Proyeksi Karier: Menuju Piala Dunia 2026
Bukan hanya di level klub, penampilan gemilang Rogers juga membuatnya menjadi langganan di skuad Tim Nasional Inggris. Setelah melakoni debutnya pada akhir 2024, kini ia menjadi salah satu favorit untuk masuk dalam daftar skuad utama The Three Lions untuk Piala Dunia 2026.
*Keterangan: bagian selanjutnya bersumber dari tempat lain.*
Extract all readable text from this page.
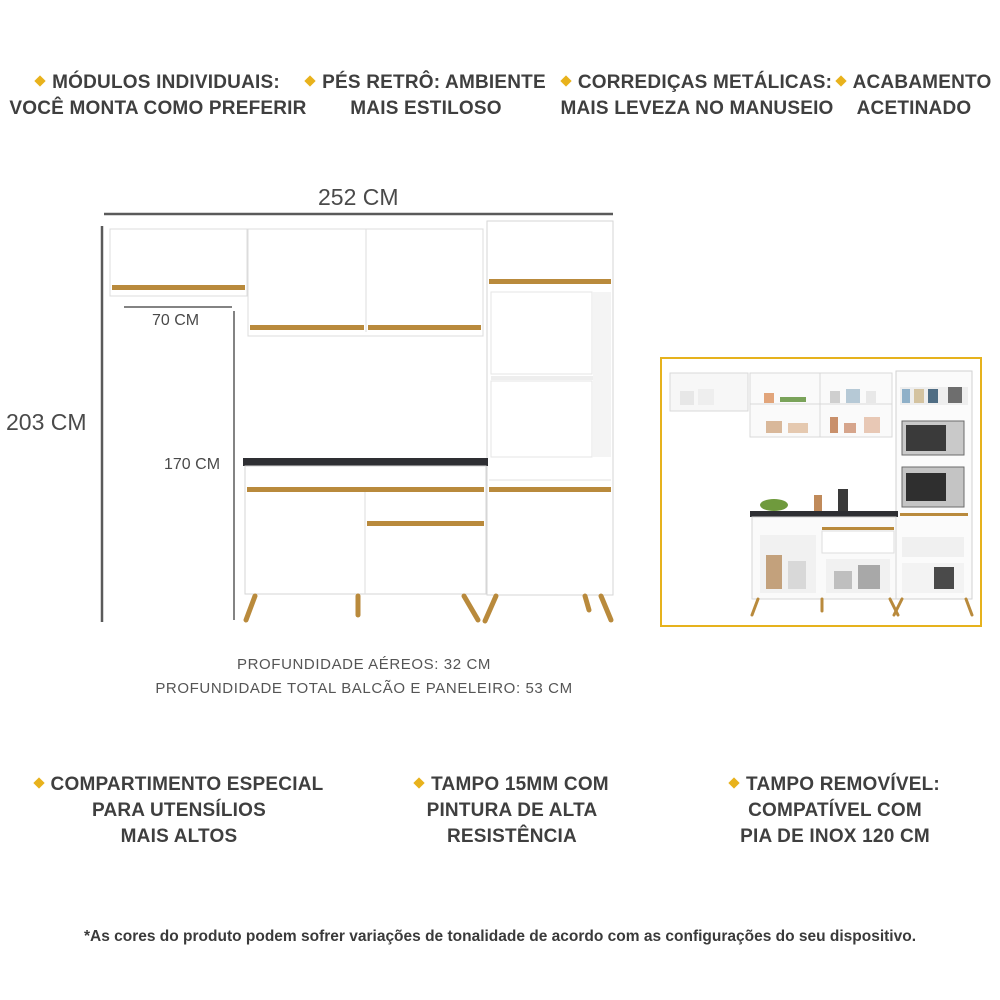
MÓDULOS INDIVIDUAIS:
VOCÊ MONTA COMO PREFERIR
PÉS RETRÔ: AMBIENTE
MAIS ESTILOSO
CORREDIÇAS METÁLICAS:
MAIS LEVEZA NO MANUSEIO
ACABAMENTO
ACETINADO
252 CM
203 CM
70 CM
170 CM
PROFUNDIDADE AÉREOS: 32 CM
PROFUNDIDADE TOTAL BALCÃO E PANELEIRO: 53 CM
COMPARTIMENTO ESPECIAL
PARA UTENSÍLIOS
MAIS ALTOS
TAMPO 15MM COM
PINTURA DE ALTA
RESISTÊNCIA
TAMPO REMOVÍVEL:
COMPATÍVEL COM
PIA DE INOX 120 CM
*As cores do produto podem sofrer variações de tonalidade de acordo com as configurações do seu dispositivo.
Kemampuannya bermain di berbagai posisi—baik sebagai gelandang serang, penyerang lubang, maupun sayap kiri—memberikan fleksibilitas bagi pelatih timnas. Jika ia terus mempertahankan performanya, Morgan Rogers diprediksi akan menjadi salah satu pemain kunci Inggris di turnamen terbesar dunia tersebut.
Apakah Januari Ini Waktunya Pergi?

Pertanyaan besarnya adalah: apakah Morgan Rogers akan meninggalkan Villa Park di jendela transfer Januari ini? Secara finansial, Aston Villa berada dalam posisi yang kuat setelah kualifikasi Liga Champions musim lalu. Namun, tekanan dari regulasi Profit and Sustainability Rules (PSR) terkadang memaksa klub-klub Inggris untuk melepas aset berharga mereka.
Bagi Rogers sendiri, bertahan di Villa adalah pilihan yang aman untuk menjamin waktu bermain reguler menjelang Piala Dunia. Namun, godaan dari klub seperti Real Madrid atau Chelsea dengan prospek gaji fantastis dan trofi bergengsi tentu sulit untuk diabaikan begitu saja.
Bintang Baru yang Akan Terus Bersinar
Masa depan Morgan Rogers tampak sangat cerah. Di usia 23 tahun, ia telah membuktikan bahwa dirinya bukan sekadar pemain musiman. Ia memiliki paket lengkap: talenta, etos kerja, dan mentalitas untuk bermain di level tertinggi.
Apakah ia akan tetap mengenakan seragam ungu-biru Aston Villa hingga akhir musim, atau justru memulai petualangan baru di klub raksasa Eropa? Satu yang pasti, siapa pun yang mendapatkan jasa Morgan Rogers akan memiliki aset yang bisa mendominasi sepak bola Eropa untuk satu dekade ke depan.